Note the effect of the Bankruptcy Abuse Prevention and Consumer Protection Act of 2005, that caused a swarm of consumers to front-run it to file for bankruptcy before the deadline of October 17, 2005. After the new law took effect, bankruptcy filings plunged. The Financial Crisis fueled another bout of bankruptcy filings. But since then, filings have dropped, and the drop accelerated during the pandemic:

The banks came out ahead.

This sharp decline in delinquencies, defaults, and foreclosures across the consumer credit spectrum is a huge benefit for the lenders – the entities that the Fed primarily represents and regulates – because their consumer-credit charge offs plunged. Risky loans that the lenders were issuing at high rates? Suddenly no problem, thanks to this free money, they generated huge incomes and few credit losses.

Fed tightening not getting derailed by consumers.

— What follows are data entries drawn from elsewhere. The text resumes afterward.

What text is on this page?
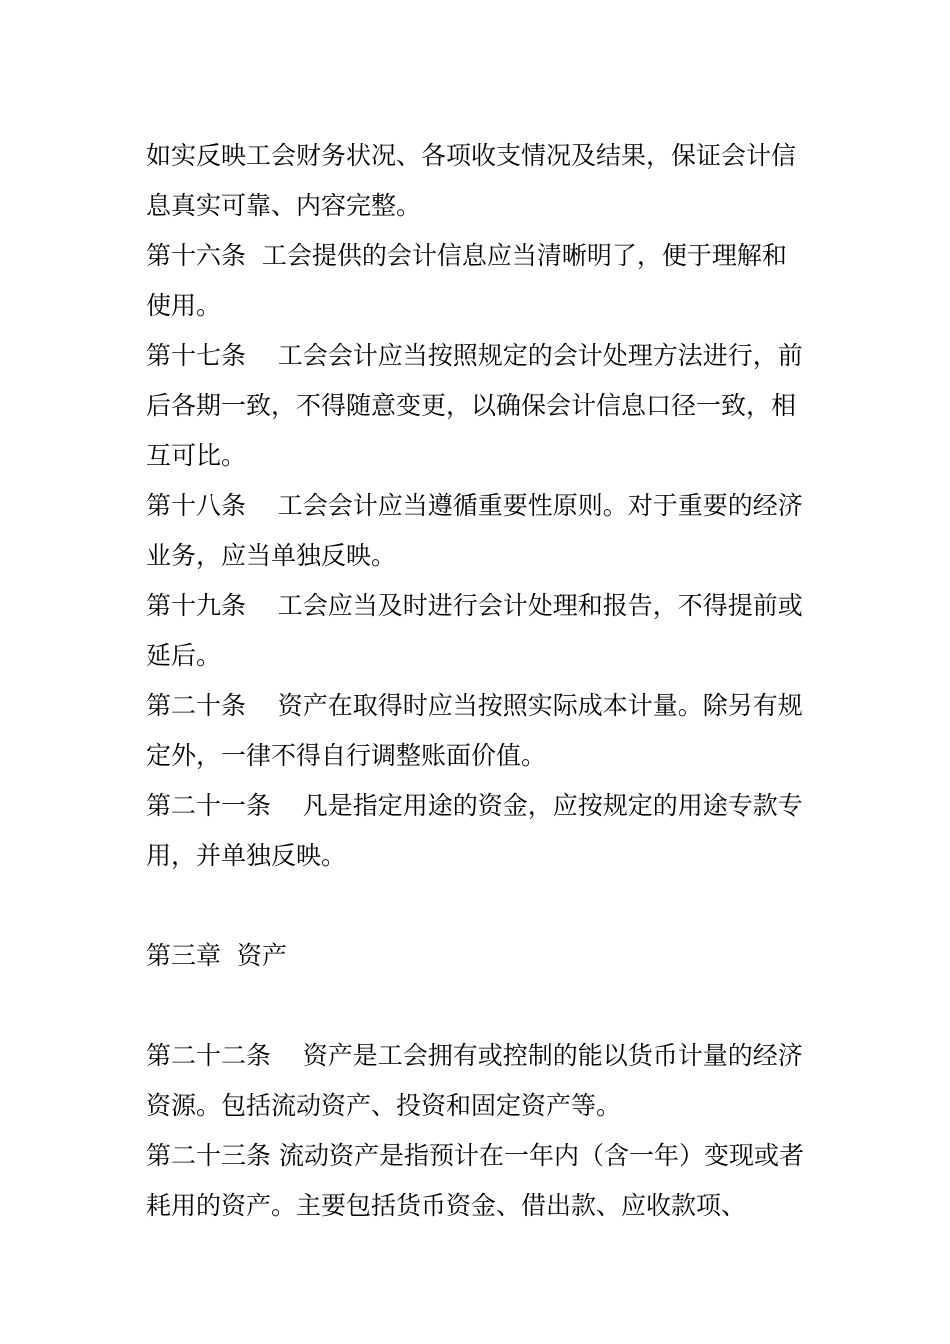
如实反映工会财务状况、各项收支情况及结果，保证会计信息真实可靠、内容完整。

第十六条  工会提供的会计信息应当清晰明了，便于理解和使用。

第十七条    工会会计应当按照规定的会计处理方法进行，前后各期一致，不得随意变更，以确保会计信息口径一致，相互可比。

第十八条    工会会计应当遵循重要性原则。对于重要的经济业务，应当单独反映。

第十九条    工会应当及时进行会计处理和报告，不得提前或延后。

第二十条    资产在取得时应当按照实际成本计量。除另有规定外，一律不得自行调整账面价值。

第二十一条    凡是指定用途的资金，应按规定的用途专款专用，并单独反映。

第三章  资产

第二十二条    资产是工会拥有或控制的能以货币计量的经济资源。包括流动资产、投资和固定资产等。

第二十三条 流动资产是指预计在一年内（含一年）变现或者耗用的资产。主要包括货币资金、借出款、应收款项、
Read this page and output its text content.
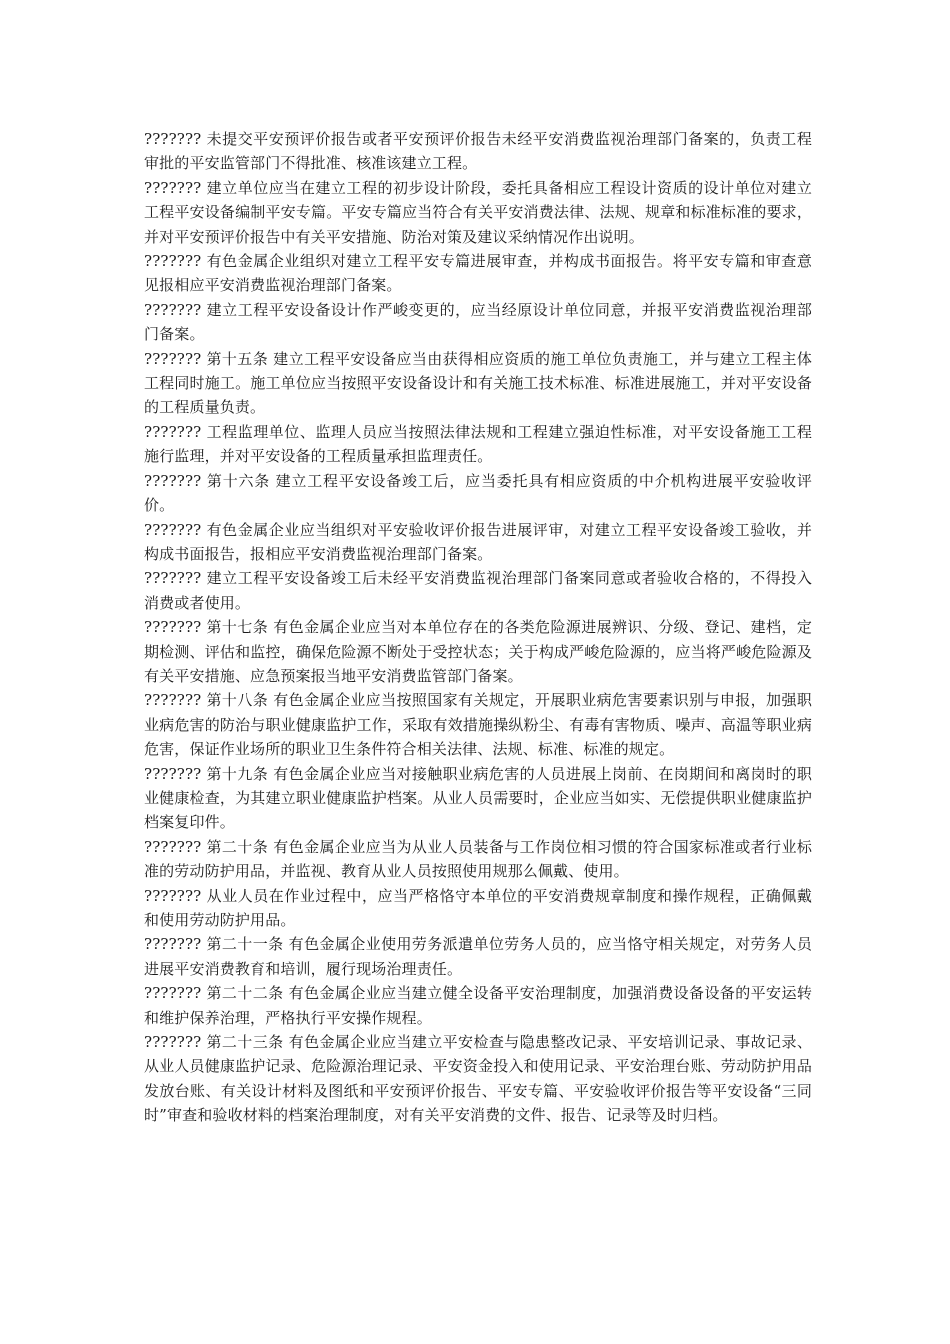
??????? 未提交平安预评价报告或者平安预评价报告未经平安消费监视治理部门备案的，负责工程审批的平安监管部门不得批准、核准该建立工程。

??????? 建立单位应当在建立工程的初步设计阶段，委托具备相应工程设计资质的设计单位对建立工程平安设备编制平安专篇。平安专篇应当符合有关平安消费法律、法规、规章和标准标准的要求，并对平安预评价报告中有关平安措施、防治对策及建议采纳情况作出说明。

??????? 有色金属企业组织对建立工程平安专篇进展审查，并构成书面报告。将平安专篇和审查意见报相应平安消费监视治理部门备案。

??????? 建立工程平安设备设计作严峻变更的，应当经原设计单位同意，并报平安消费监视治理部门备案。

??????? 第十五条 建立工程平安设备应当由获得相应资质的施工单位负责施工，并与建立工程主体工程同时施工。施工单位应当按照平安设备设计和有关施工技术标准、标准进展施工，并对平安设备的工程质量负责。

??????? 工程监理单位、监理人员应当按照法律法规和工程建立强迫性标准，对平安设备施工工程施行监理，并对平安设备的工程质量承担监理责任。

??????? 第十六条 建立工程平安设备竣工后，应当委托具有相应资质的中介机构进展平安验收评价。

??????? 有色金属企业应当组织对平安验收评价报告进展评审，对建立工程平安设备竣工验收，并构成书面报告，报相应平安消费监视治理部门备案。

??????? 建立工程平安设备竣工后未经平安消费监视治理部门备案同意或者验收合格的，不得投入消费或者使用。

??????? 第十七条 有色金属企业应当对本单位存在的各类危险源进展辨识、分级、登记、建档，定期检测、评估和监控，确保危险源不断处于受控状态；关于构成严峻危险源的，应当将严峻危险源及有关平安措施、应急预案报当地平安消费监管部门备案。

??????? 第十八条 有色金属企业应当按照国家有关规定，开展职业病危害要素识别与申报，加强职业病危害的防治与职业健康监护工作，采取有效措施操纵粉尘、有毒有害物质、噪声、高温等职业病危害，保证作业场所的职业卫生条件符合相关法律、法规、标准、标准的规定。

??????? 第十九条 有色金属企业应当对接触职业病危害的人员进展上岗前、在岗期间和离岗时的职业健康检查，为其建立职业健康监护档案。从业人员需要时，企业应当如实、无偿提供职业健康监护档案复印件。

??????? 第二十条 有色金属企业应当为从业人员装备与工作岗位相习惯的符合国家标准或者行业标准的劳动防护用品，并监视、教育从业人员按照使用规那么佩戴、使用。

??????? 从业人员在作业过程中，应当严格恪守本单位的平安消费规章制度和操作规程，正确佩戴和使用劳动防护用品。

??????? 第二十一条 有色金属企业使用劳务派遣单位劳务人员的，应当恪守相关规定，对劳务人员进展平安消费教育和培训，履行现场治理责任。

??????? 第二十二条 有色金属企业应当建立健全设备平安治理制度，加强消费设备设备的平安运转和维护保养治理，严格执行平安操作规程。

??????? 第二十三条 有色金属企业应当建立平安检查与隐患整改记录、平安培训记录、事故记录、从业人员健康监护记录、危险源治理记录、平安资金投入和使用记录、平安治理台账、劳动防护用品发放台账、有关设计材料及图纸和平安预评价报告、平安专篇、平安验收评价报告等平安设备“三同时”审查和验收材料的档案治理制度，对有关平安消费的文件、报告、记录等及时归档。
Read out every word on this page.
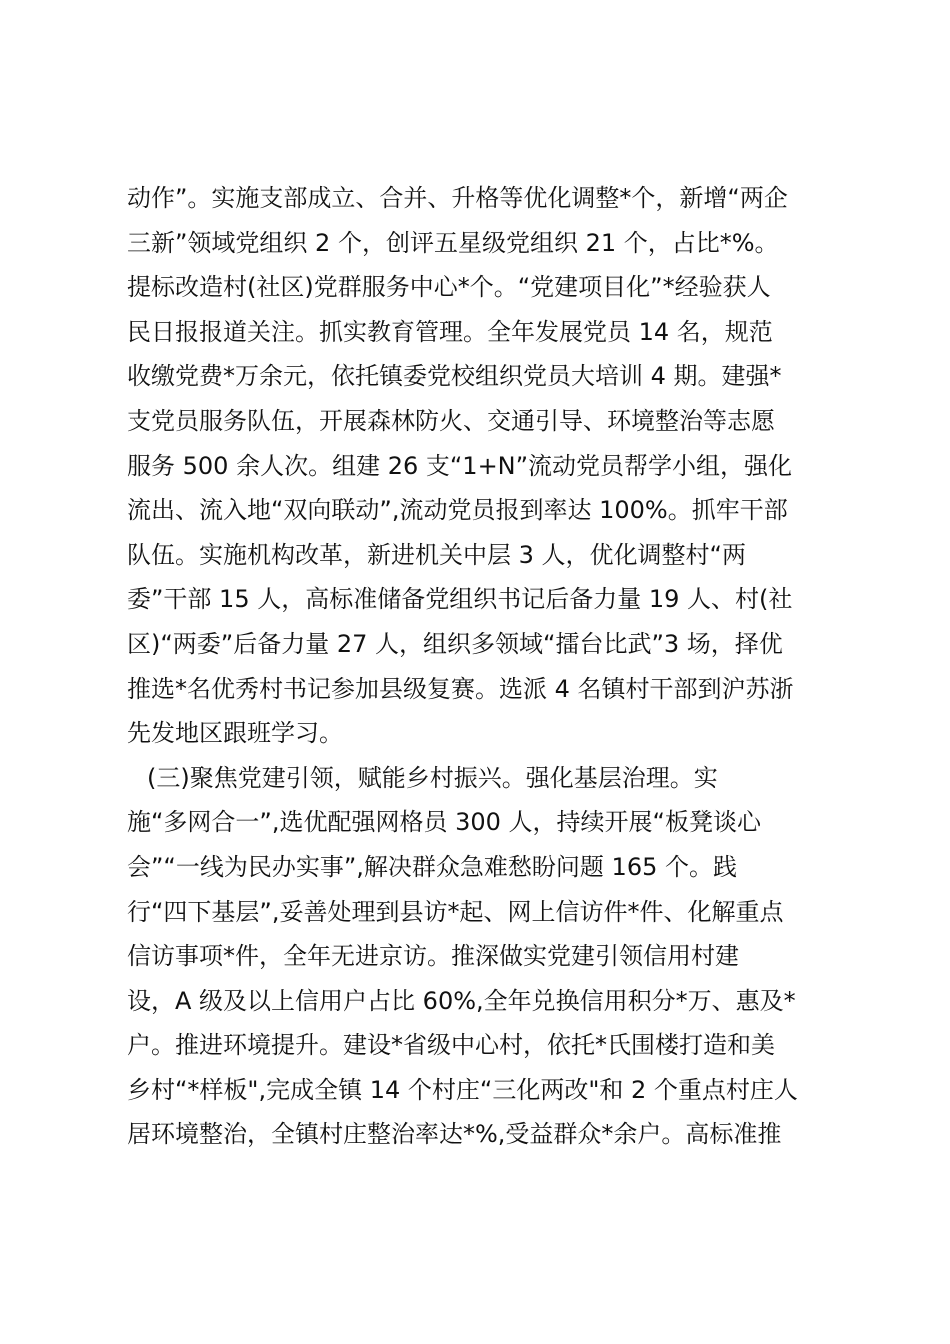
动作”。实施支部成立、合并、升格等优化调整*个，新增“两企
三新”领域党组织 2 个，创评五星级党组织 21 个，占比*%。
提标改造村(社区)党群服务中心*个。“党建项目化”*经验获人
民日报报道关注。抓实教育管理。全年发展党员 14 名，规范
收缴党费*万余元，依托镇委党校组织党员大培训 4 期。建强*
支党员服务队伍，开展森林防火、交通引导、环境整治等志愿
服务 500 余人次。组建 26 支“1+N”流动党员帮学小组，强化
流出、流入地“双向联动”,流动党员报到率达 100%。抓牢干部
队伍。实施机构改革，新进机关中层 3 人，优化调整村“两
委”干部 15 人，高标准储备党组织书记后备力量 19 人、村(社
区)“两委”后备力量 27 人，组织多领域“擂台比武”3 场，择优
推选*名优秀村书记参加县级复赛。选派 4 名镇村干部到沪苏浙
先发地区跟班学习。
(三)聚焦党建引领，赋能乡村振兴。强化基层治理。实
施“多网合一”,选优配强网格员 300 人，持续开展“板凳谈心
会”“一线为民办实事”,解决群众急难愁盼问题 165 个。践
行“四下基层”,妥善处理到县访*起、网上信访件*件、化解重点
信访事项*件，全年无进京访。推深做实党建引领信用村建
设，A 级及以上信用户占比 60%,全年兑换信用积分*万、惠及*
户。推进环境提升。建设*省级中心村，依托*氏围楼打造和美
乡村“*样板",完成全镇 14 个村庄“三化两改"和 2 个重点村庄人
居环境整治，全镇村庄整治率达*%,受益群众*余户。高标准推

Some folks have been saying for months that the Fed can never taper QE, that it can never raise rates, and that it can never shed its assets (QT), that in fact the Fed is “trapped,” and one of the reasons they enlist is the state of the consumer, that consumer credit couldn’t handle any kind of tightening.

Alas, as Powell has been pointing out as part of his reasoning why the Fed can tighten monetary policies just fine: Consumers are in historically great shape in terms of delinquencies, foreclosures, collections, and bankruptcies.

The $11 trillion in stimulus, spread around in 22 months, with much of it still trying to find a place to go, has had a huge effect. And it would take a lot of monetary tightening and financial disruption and much higher interest rates and some job losses to return these consumer credit measures to even the historical mean.